Tarih Lenin’i ve Rosaları haklı çıkarmıştı. Birinci Emperyalist Paylaşım Savaşı burjuvazinin neler yapabileceğini göstermişti. Aynı dönem Rusya’da Lenin ve Bolşevikler öncülüğündeki işçi sınıfı da burjuvaziye neler yapabileceklerini göstermişlerdi. Ve o güne kadar görülmemiş bir işçi devrimine tanıklık etmişti tüm dünya. Bu büyük devrime giden yol hiç de güllük gülistanlık değildi. Devrim çetin mücadelelerin muazzam eseri olmuştu. Fakat asıl zor günler devrimden sonraki süreçte başlayacaktı. Ama “zor” kelimesi kendisini işçi sınıfının kurtuluşu mücadelesine adamış devrimciler için zaten en başından kabul edilmiş ayrıntıdan başka bir şey değildi. Zor demek iç savaş demekti, kıtlık ve açlık demekti, salgın hastalıklar demekti… Dünya burjuvazisi ve karşı-devrimciler bir tarafta, işçi iktidarı diğer taraftaydı. İşçiler ve köylüler gerçek bir açlığın pençesinde kıvranıyorlardı. Yulaf küspesi, patates kabukları, kahve telvesi… Bunlarla oluşturulan somunlar açlıktan ölmeyenlerin yemekleriydi. Buna rağmen işçiler Bolşeviklerle bir oluyor, fabrikaları ve üretimi bırakmıyor ve kendilerine karşı açılan savaşa direniş gösteriyorlardı. İşçiler aileleriyle birlikte cephelere, Sibirya’ya, Don’a ve Ukrayna’ya gidiyorlardı. 1919 yılında böylesine çetin bir dönemde Lenin Petrograd’da Putilov fabrikası işçileriyle ve Kızıl Ordu temsilcileriyle buluştuğunda Bolşeviklerin gerçek iradesinin nasıl olması gerektiğini ortaya koyuyordu. Lenin’in gerçekliği yakıcı biçimde ortaya koyan konuşması orada bulunan işçileri başlangıçta sarsmıştı. Çünkü Lenin tüm ülkenin açlık çektiğini belirtiyor ve sonuna kadar savaşmaya hazır olunmazsa daha da tehlikeli günlerin geleceğini bildiriyordu. Ve yaşanan bu korkunç açlığın sorumlularını ortaya koyarak şöyle diyordu:
“Sovyet ülkemize kin duyan, ne pahasına olursa olsun bizi boğmaya çalışan bütün ülkelerin büyük toprak sahipleri ve kapitalistleridir. Yani devrimimiz, mücadele, ateş içinde, gerçeklerin en ciddi sınamalarından geçiriliyor. Eziliyorsan ve sömürülüyorsan ve ezenlerin iktidarını sırtından atmayı düşünüyorsan, davayı sonuna kadar sürdürmeye kararlıysan, o zaman bütün dünyanın ezenlerinin saldırısıyla karşı karşıya kalacağını bilmelisin. Ve bu hücuma karşı durmaya hazırsan, mücadeleyi kazanmak uğruna yeni kurbanlar vermeye hazırsan, o zaman bir devrimcisindir. Ve yeni kurbanlar vermeye yetenekli değilsen, direnemezsen, o zaman sen çiğneneceksin ve şunlar söylenecektir: «Devrim, işçiye hiçbir şey vermemiştir.» Tarih sorunu böyle koyar.”[1]
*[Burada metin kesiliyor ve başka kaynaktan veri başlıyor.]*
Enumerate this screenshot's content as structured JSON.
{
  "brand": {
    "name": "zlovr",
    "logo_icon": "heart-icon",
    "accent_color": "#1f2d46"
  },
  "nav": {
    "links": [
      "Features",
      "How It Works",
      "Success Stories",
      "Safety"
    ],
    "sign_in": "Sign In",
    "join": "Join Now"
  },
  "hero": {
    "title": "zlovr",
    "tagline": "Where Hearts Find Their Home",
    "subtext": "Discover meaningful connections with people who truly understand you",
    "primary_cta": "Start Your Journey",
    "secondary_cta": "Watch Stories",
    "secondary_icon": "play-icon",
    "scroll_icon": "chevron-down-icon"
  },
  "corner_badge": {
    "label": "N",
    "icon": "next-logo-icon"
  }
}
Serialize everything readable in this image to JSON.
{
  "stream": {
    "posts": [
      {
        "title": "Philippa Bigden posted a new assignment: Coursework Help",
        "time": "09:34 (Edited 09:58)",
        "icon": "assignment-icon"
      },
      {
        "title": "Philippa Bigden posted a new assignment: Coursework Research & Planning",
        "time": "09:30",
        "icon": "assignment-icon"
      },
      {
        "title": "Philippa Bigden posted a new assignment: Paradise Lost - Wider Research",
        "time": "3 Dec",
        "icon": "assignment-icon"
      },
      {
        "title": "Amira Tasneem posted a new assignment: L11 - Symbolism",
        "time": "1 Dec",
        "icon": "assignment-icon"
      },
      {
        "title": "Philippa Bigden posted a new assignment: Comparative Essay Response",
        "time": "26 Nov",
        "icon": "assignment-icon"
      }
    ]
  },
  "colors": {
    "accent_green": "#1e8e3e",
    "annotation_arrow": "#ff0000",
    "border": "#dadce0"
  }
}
Lenin’in bu net konuşmasının ardından salonda midesi suyla dolu işçilerin hissettiklerini şöyle betimliyordu İvan Şiga:“İnsan iradesi, dalgalanması ve kararlılığıyla çatlamaya yüz tutmuş Urizki Sarayı kaynayan bir kazana dönüştü. Bu, Leninist gerçeğin bir sonucuydu. Onun harekete geçiren söylemi, gerçek ve açıklıktan ibaretti. Ve düşmanın kapattığı kapıları bize açan, sanki bu açıklıktı. Şimdi orada diğer yaşamı daha büyük bir mutluluk ve neşeyle görüyorsun ve yok olsan da başkalarının ileriye atılacağının, düşmanı yok edeceğinin ve bu yaşamı elde edeceğinin bilincinde olarak bu kapının, bu yaşamın üzerine atılmaktan başka bir şey yapamıyorsun.”[2]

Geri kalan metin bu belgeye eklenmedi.